Liverpool *Are* More Successful

There’s an Everton song with lyrics that go:

“An if you know your history
Its enough to make your heart go-ooooooo
We dont care what the red sh*te say
What the f*ck do we care
Cause we only know
that there’s gonna be a show
when the Everton boys are there”.

Yet if you do know your history then you’ll know that Liverpool are more successful than our neighbours on every front. Eighteen top-flight titles to their nine; Seven FA Cups to their five; Eight League Cups to their zero; Five European Cups to their zero; Three UEFA Cups to their zero; we’ve even won the Charity Shield six more times than they have. Whatever excuses they come up with, however they try to paint it as not being a level playing field, our trophy cabinet has got significantly more silverware in it than theirs.

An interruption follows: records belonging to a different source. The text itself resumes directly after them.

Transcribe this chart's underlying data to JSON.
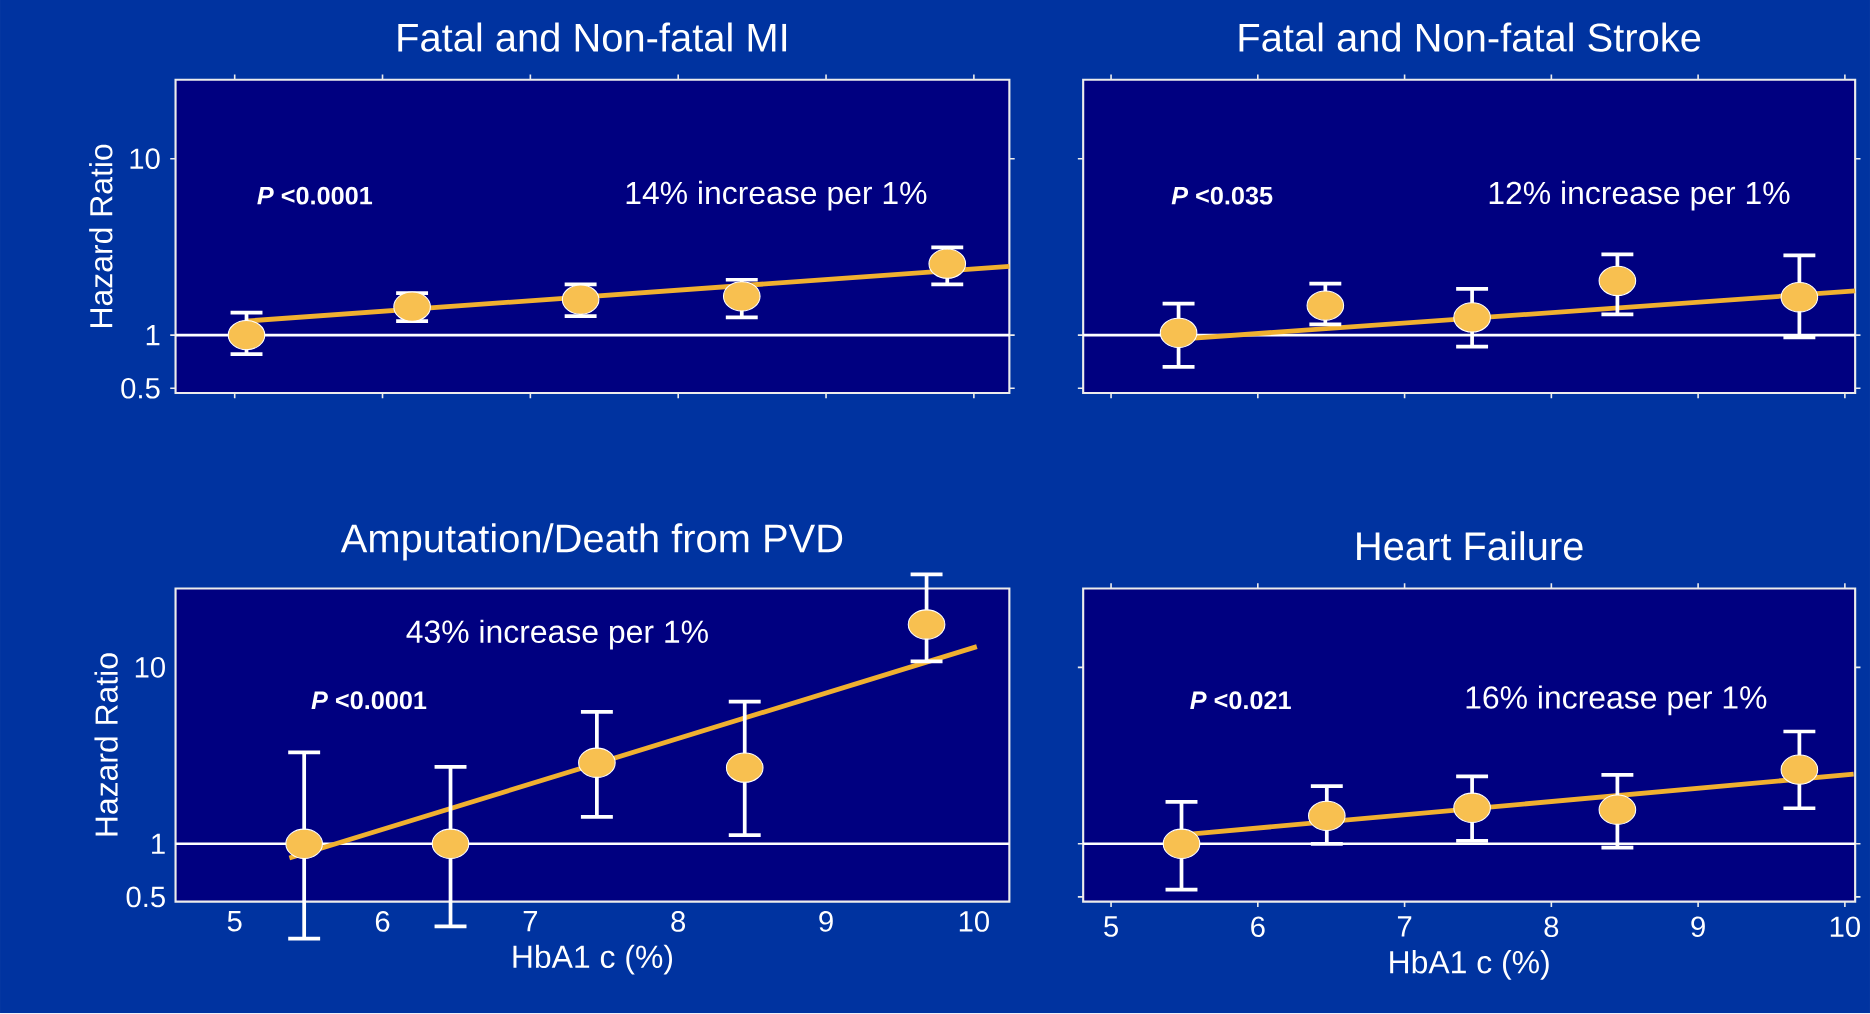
{
  "chart_data": [
    {
      "type": "scatter",
      "title": "Fatal and Non-fatal MI",
      "ylabel": "Hazard Ratio",
      "log": true,
      "tick_labels": "y",
      "xlim": [
        4.6,
        10.24
      ],
      "ylim": [
        0.47,
        28
      ],
      "xticks": [
        5,
        6,
        7,
        8,
        9,
        10
      ],
      "yticks": [
        0.5,
        1,
        10
      ],
      "series": [
        {
          "type": "scatter",
          "marker": "circle",
          "color": "#f8c050",
          "x": [
            5.08,
            6.2,
            7.34,
            8.43,
            9.82
          ],
          "values": [
            1.0,
            1.45,
            1.59,
            1.66,
            2.54
          ],
          "errors": [
            [
              0.78,
              1.34
            ],
            [
              1.2,
              1.73
            ],
            [
              1.28,
              1.94
            ],
            [
              1.26,
              2.06
            ],
            [
              1.94,
              3.14
            ]
          ]
        },
        {
          "type": "line",
          "color": "#f0b030",
          "x": [
            5.07,
            10.24
          ],
          "values": [
            1.2,
            2.45
          ]
        }
      ],
      "ref_lines": [
        {
          "axis": "y",
          "value": 1,
          "color": "#ffffff"
        }
      ],
      "annotations": [
        "*P* <0.0001",
        "14% increase per 1%"
      ]
    },
    {
      "type": "scatter",
      "title": "Fatal and Non-fatal Stroke",
      "log": true,
      "tick_labels": false,
      "xlim": [
        4.81,
        10.07
      ],
      "ylim": [
        0.47,
        28
      ],
      "xticks": [
        5,
        6,
        7,
        8,
        9,
        10
      ],
      "yticks": [
        0.5,
        1,
        10
      ],
      "series": [
        {
          "type": "scatter",
          "marker": "circle",
          "color": "#f8c050",
          "x": [
            5.46,
            6.46,
            7.46,
            8.45,
            9.69
          ],
          "values": [
            1.03,
            1.47,
            1.26,
            2.03,
            1.64
          ],
          "errors": [
            [
              0.66,
              1.51
            ],
            [
              1.15,
              1.96
            ],
            [
              0.86,
              1.83
            ],
            [
              1.31,
              2.87
            ],
            [
              0.97,
              2.83
            ]
          ]
        },
        {
          "type": "line",
          "color": "#f0b030",
          "x": [
            5.47,
            10.07
          ],
          "values": [
            0.95,
            1.78
          ]
        }
      ],
      "ref_lines": [
        {
          "axis": "y",
          "value": 1,
          "color": "#ffffff"
        }
      ],
      "annotations": [
        "*P* <0.035",
        "12% increase per 1%"
      ]
    },
    {
      "type": "scatter",
      "title": "Amputation/Death from PVD",
      "xlabel": "HbA1 c (%)",
      "ylabel": "Hazard Ratio",
      "log": true,
      "xlim": [
        4.6,
        10.24
      ],
      "ylim": [
        0.47,
        28
      ],
      "xticks": [
        5,
        6,
        7,
        8,
        9,
        10
      ],
      "yticks": [
        0.5,
        1,
        10
      ],
      "series": [
        {
          "type": "scatter",
          "marker": "circle",
          "color": "#f8c050",
          "x": [
            5.47,
            6.46,
            7.45,
            8.45,
            9.68
          ],
          "values": [
            1.0,
            1.0,
            2.88,
            2.7,
            17.5
          ],
          "errors": [
            [
              0.29,
              3.3
            ],
            [
              0.34,
              2.73
            ],
            [
              1.42,
              5.6
            ],
            [
              1.12,
              6.4
            ],
            [
              10.8,
              33.7
            ]
          ]
        },
        {
          "type": "line",
          "color": "#f0b030",
          "x": [
            5.37,
            10.02
          ],
          "values": [
            0.83,
            13.1
          ]
        }
      ],
      "ref_lines": [
        {
          "axis": "y",
          "value": 1,
          "color": "#ffffff"
        }
      ],
      "annotations": [
        "43% increase per 1%",
        "*P* <0.0001"
      ]
    },
    {
      "type": "scatter",
      "title": "Heart Failure",
      "xlabel": "HbA1 c (%)",
      "log": true,
      "tick_labels": "x",
      "xlim": [
        4.81,
        10.07
      ],
      "ylim": [
        0.47,
        28
      ],
      "xticks": [
        5,
        6,
        7,
        8,
        9,
        10
      ],
      "yticks": [
        0.5,
        1,
        10
      ],
      "series": [
        {
          "type": "scatter",
          "marker": "circle",
          "color": "#f8c050",
          "x": [
            5.48,
            6.47,
            7.46,
            8.45,
            9.69
          ],
          "values": [
            1.0,
            1.44,
            1.6,
            1.56,
            2.63
          ],
          "errors": [
            [
              0.55,
              1.73
            ],
            [
              1.0,
              2.12
            ],
            [
              1.04,
              2.41
            ],
            [
              0.95,
              2.46
            ],
            [
              1.59,
              4.33
            ]
          ]
        },
        {
          "type": "line",
          "color": "#f0b030",
          "x": [
            5.52,
            10.06
          ],
          "values": [
            1.13,
            2.48
          ]
        }
      ],
      "ref_lines": [
        {
          "axis": "y",
          "value": 1,
          "color": "#ffffff"
        }
      ],
      "annotations": [
        "*P* <0.021",
        "16% increase per 1%"
      ]
    }
  ]
}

You might have thought that the pendulum had swung the other way in recent years. After all, we have only won one trophy in the last decade. Manchester United have, much to my dismay, knocked us off our ‘perch’ and the Blues have been given a chance to overtake us whilst we were on our knees, fighting off owners that were bleeding the club dry for money and having to put up with Roy Hodgson as our manager. Given that they’re convinced of their superiority, shouldn’t they have got ahead of us and stayed there? Well, since Rafa Benitez’s arrival back in 2004 they finished higher than us in the Premier League just three times in twelve seasons.

Trophies

Even when it comes to the Merseyside derby they haven’t exactly been able to demonstrate their superiority; the last time they beat us in both games in the same season was back in 1984-1985. That in itself should be an embarrassing statistic to them, but the last time they beat us at Anfield was in 1999. It has been nearly eighteen years since Everton won a game at Anfield. To give you some inkling of how long ago that was, Ben Woodburn may line up against them on Saturday and he wasn’t even alive when they last left our place victorious. It’s been six and a half years since they won a derby of any description.

Bearing all of that in mind, it’s no wonder they’re bitter about us.

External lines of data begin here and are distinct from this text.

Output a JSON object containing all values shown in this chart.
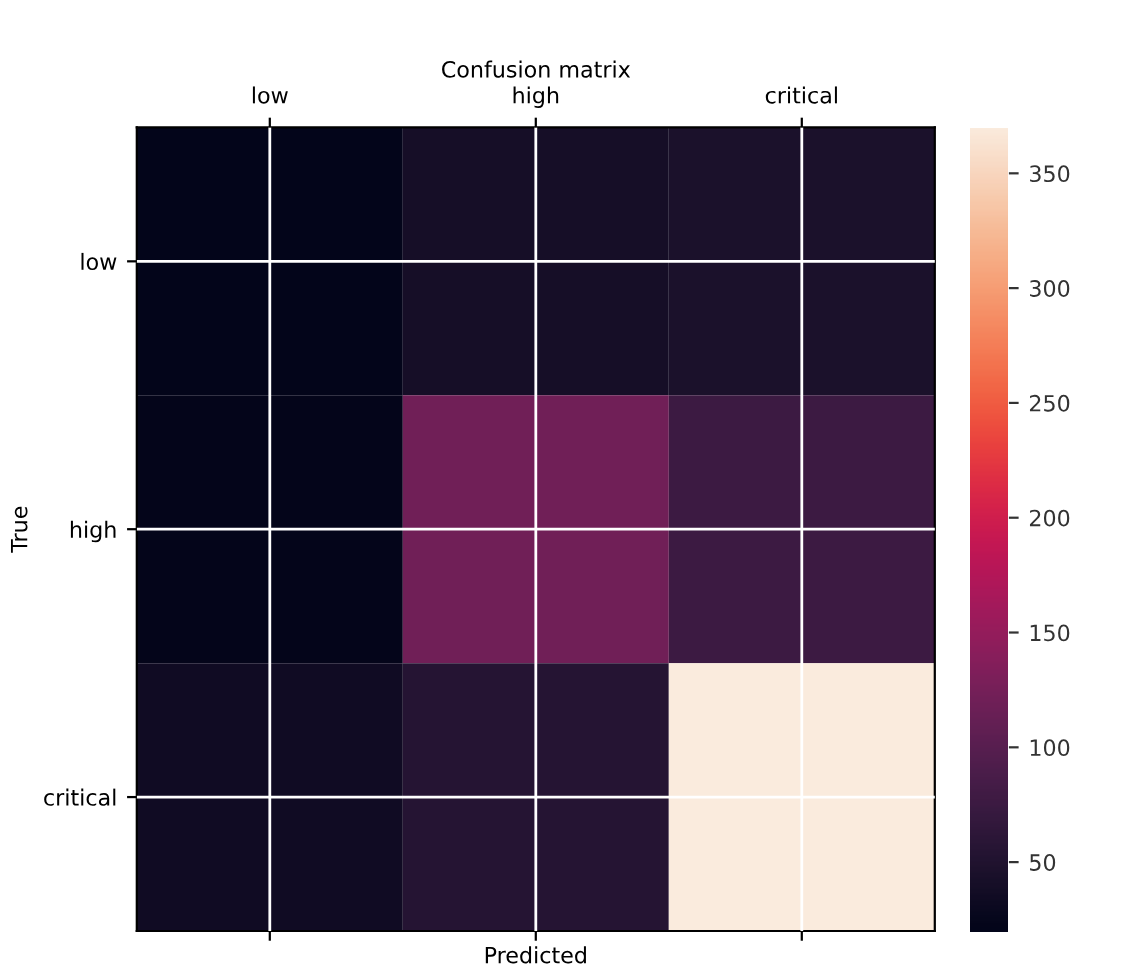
{
  "chart_data": {
    "type": "heatmap",
    "title": "Confusion matrix",
    "categories": [
      "low",
      "high",
      "critical"
    ],
    "y_categories": [
      "low",
      "high",
      "critical"
    ],
    "cells": [
      [
        20,
        40,
        45
      ],
      [
        22,
        120,
        75
      ],
      [
        35,
        55,
        370
      ]
    ],
    "xlabel": "Predicted",
    "ylabel": "True",
    "clim": [
      20,
      370
    ],
    "cticks": [
      50,
      100,
      150,
      200,
      250,
      300,
      350
    ],
    "grid": true
  }
}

For Everton, those results hurt and with every passing year when they don’t change the record the history of the game weighs more and more heavily on their shoulders. Whatever their fans might want to believe, the two clubs have different long-term ambitions; Liverpool strive to win the Premier League, the Blues are desperate to win a game of football at Anfield. Equally, though, as every year goes by without them winning it becomes something of a challenge for Liverpool’s players. Can we maintain out excellent record against them? That, perhaps more than anything, is what drives the fans on. Everton aren’t a club we’re bothered about in league terms any more than West Ham United are, yet beating them matters for our pride and the ability of Liverpool fans to walk into work with their heads held high and a slight smirk on their face.

Has It Changed Over The Years?

I honestly couldn’t tell you whether things have changed much over the years, as far as the fans’ attitude towards each other are concerned. I know that in 1984 both sets of fans joined together in singing, “Merseyside, Merseyside, Merseyside” as they competed in the League Cup final at Wembley. It was one of the things that earned it the nickname of the ‘friendly derby’, with families split down the middle according to allegiance. Somehow I can’t imagine that happening nowadays.

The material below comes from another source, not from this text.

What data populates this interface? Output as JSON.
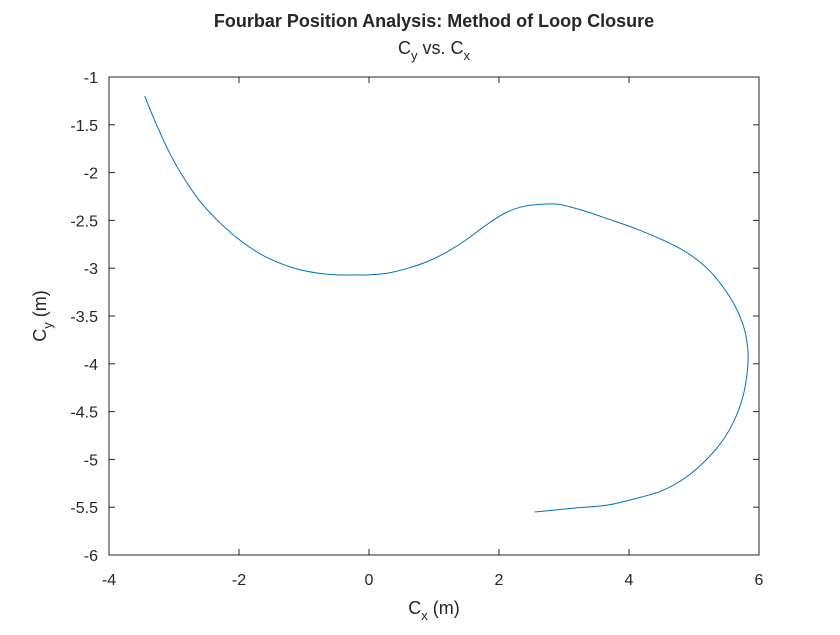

Everton have always been brilliant over Hillsborough, so I’ve been disappointed in recent years to hear some of their contingent joining in the Manchester United song of ‘always the victim’, which is a clear reference to the disaster. Hopefully that sort of nonsense is nipped in the bud quickly as we move forward. Ultimately we’re two sets of fans not only from the same city but the same area within that city. We play our games in their former stadium, for goodness sake. The lad who I knew when I was younger had a Liverpool fan for a granddad. Of course I want us to beat them every time we play each other, but it’s important to remember that jokes and ‘banter’ between the two sets of supporters should always remain on the right side of friendly.

May relations between both our sets of fans remain cordial and may they never win another game at Anfield. Is that too much to ask?